Por Marlene Nunes Silva, Centro de Investigação em Desporto Educação Física Exercício e Saúde (CIFEFES) – Faculdade de Educação Física e Desporto, Universidade Lusófona de Humanidades e Tecnologias
É indiscutível que a vigilância epidemiológica é fundamental para promover a tomada de decisão informada, permitindo a ação direcionada às verdadeiras necessidades. Mais difícil é, por vezes, definir bem que indicadores monitorizar e como os interpretar.

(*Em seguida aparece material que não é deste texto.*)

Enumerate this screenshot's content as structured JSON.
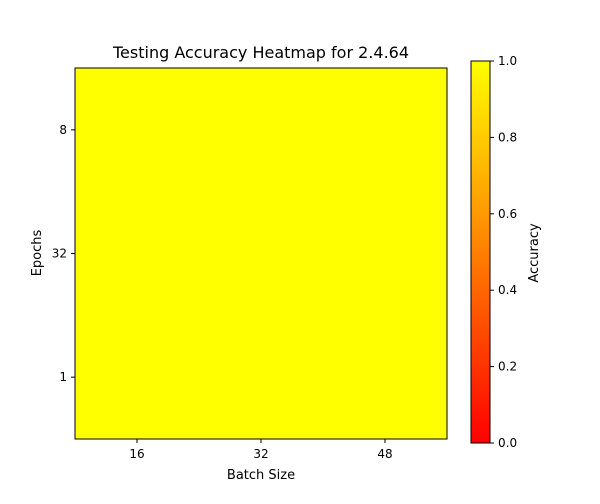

No caso da Atividade Física (AF), e ainda que seja fundamental conhecer os seus níveis na população, a implementação de estratégias adequadas depende não apenas do conhecimento da sua prevalência, mas também de outros indicadores associados, entre eles a literacia física (incluindo não só a confiança e competência motora, conhecimentos, mas também a motivação) as atitudes e perceções, e os facilitadores e constrangimentos contextuais e ambientais.
Dados de prevalência da AF recolhidos através do Inquérito Nacional de Saúde em 2019 revelaram 65% da população reportando nunca praticar qualquer tipo de AF. Que reflete este número? A pergunta não terá resposta simples.
Mas para começar, o que há num número? O que realmente está a ser avaliado? Será que os inquiridos compreendem realmente o que é perguntado e conseguem fazer a estimação do que lhes é pedido?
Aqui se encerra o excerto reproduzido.